Marshall was learning a lot, but not the right things. Nothing that told him where Lexie might be holed up now. “Did Lexie have a close friend when she was a girl? Someone she might be with now? So far my investigation indicates that she and her mother are not currently together.”

“Oh, no! I hope that doesn’t mean she’s back to her old ways?” She looked genuinely upset at the thought.

He reassured her. “I have no reason to believe she’s fallen off the wagon.”

She turned back to her cocoa. “That’s all right, then. No, Lexie didn’t have friends growing up. Not like you mean. I was her friend.” Mariah was musing almost to herself now as she turned the stovetop off and poured the cocoa into two ceramic mugs, filling both perfectly. “She was homeschooled until after her daddy died and Coral Lee had to go to work. I don’t mean in a co-op or group like they have now. Just her and her mama. That child had no idea how to socialize by the time she got to real school.
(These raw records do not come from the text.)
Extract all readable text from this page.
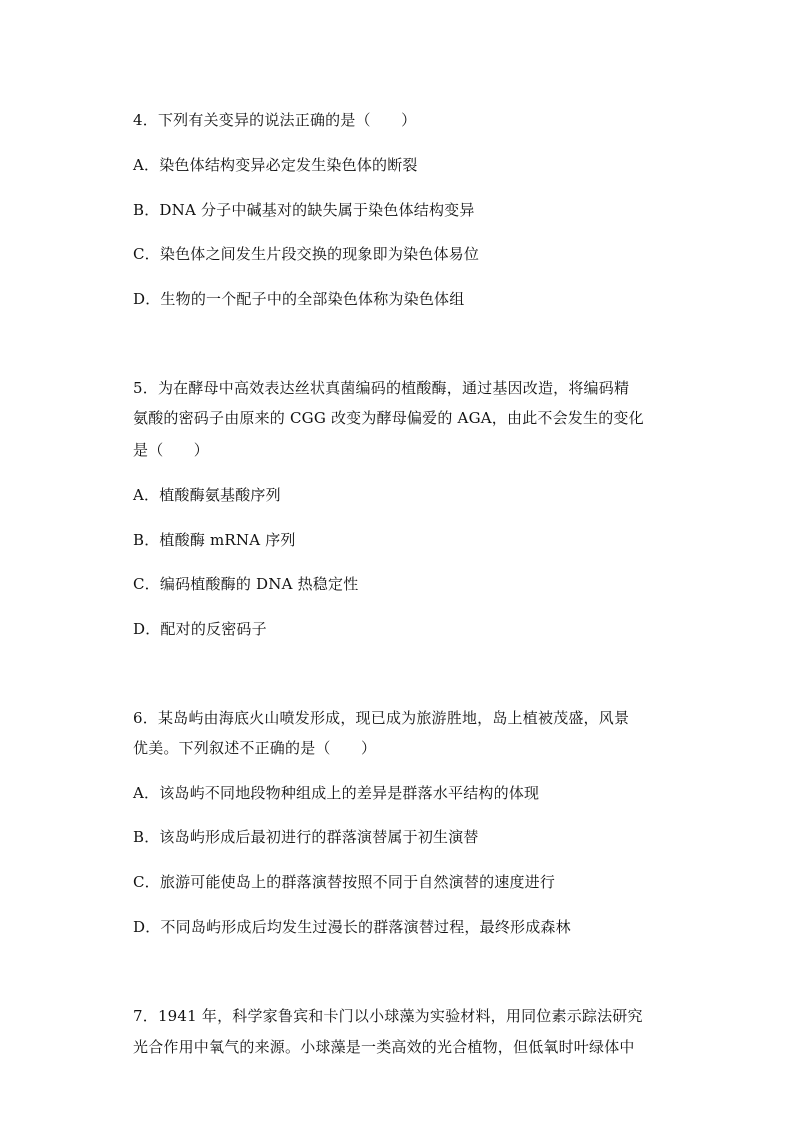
4．下列有关变异的说法正确的是（　　）
A．染色体结构变异必定发生染色体的断裂
B．DNA 分子中碱基对的缺失属于染色体结构变异
C．染色体之间发生片段交换的现象即为染色体易位
D．生物的一个配子中的全部染色体称为染色体组
5．为在酵母中高效表达丝状真菌编码的植酸酶，通过基因改造，将编码精
氨酸的密码子由原来的 CGG 改变为酵母偏爱的 AGA，由此不会发生的变化
是（　　）
A．植酸酶氨基酸序列
B．植酸酶 mRNA 序列
C．编码植酸酶的 DNA 热稳定性
D．配对的反密码子
6．某岛屿由海底火山喷发形成，现已成为旅游胜地，岛上植被茂盛，风景
优美。下列叙述不正确的是（　　）
A．该岛屿不同地段物种组成上的差异是群落水平结构的体现
B．该岛屿形成后最初进行的群落演替属于初生演替
C．旅游可能使岛上的群落演替按照不同于自然演替的速度进行
D．不同岛屿形成后均发生过漫长的群落演替过程，最终形成森林
7．1941 年，科学家鲁宾和卡门以小球藻为实验材料，用同位素示踪法研究
光合作用中氧气的来源。小球藻是一类高效的光合植物，但低氧时叶绿体中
She was like one of those puppy-mill dogs. She didn’t know how to play.”

He looked at her, very serious. “So you were her friend. But you haven’t heard from her directly? Just her mother?”

She came over and passed him one of the mugs. His said today i need a whole lot of christ and then in tiny letters under and a little bit of coffee. Hers was yellow and said blessed in curly script.

“I meant I was her friend when she was little,” she said, and sat down across from him. “Please understand, I hadn’t seen Coral Lee for years until she showed up here a few months back. I knew her at once, though she looked awful. She told me she’d just dropped Lexie off at a rehab. Sold her house to get the money, which shocked me. It was not Lexie’s first time through, you understand. But then she told me her own diagnosis, so I thought, well, why not sell the house? She hadn’t much time.”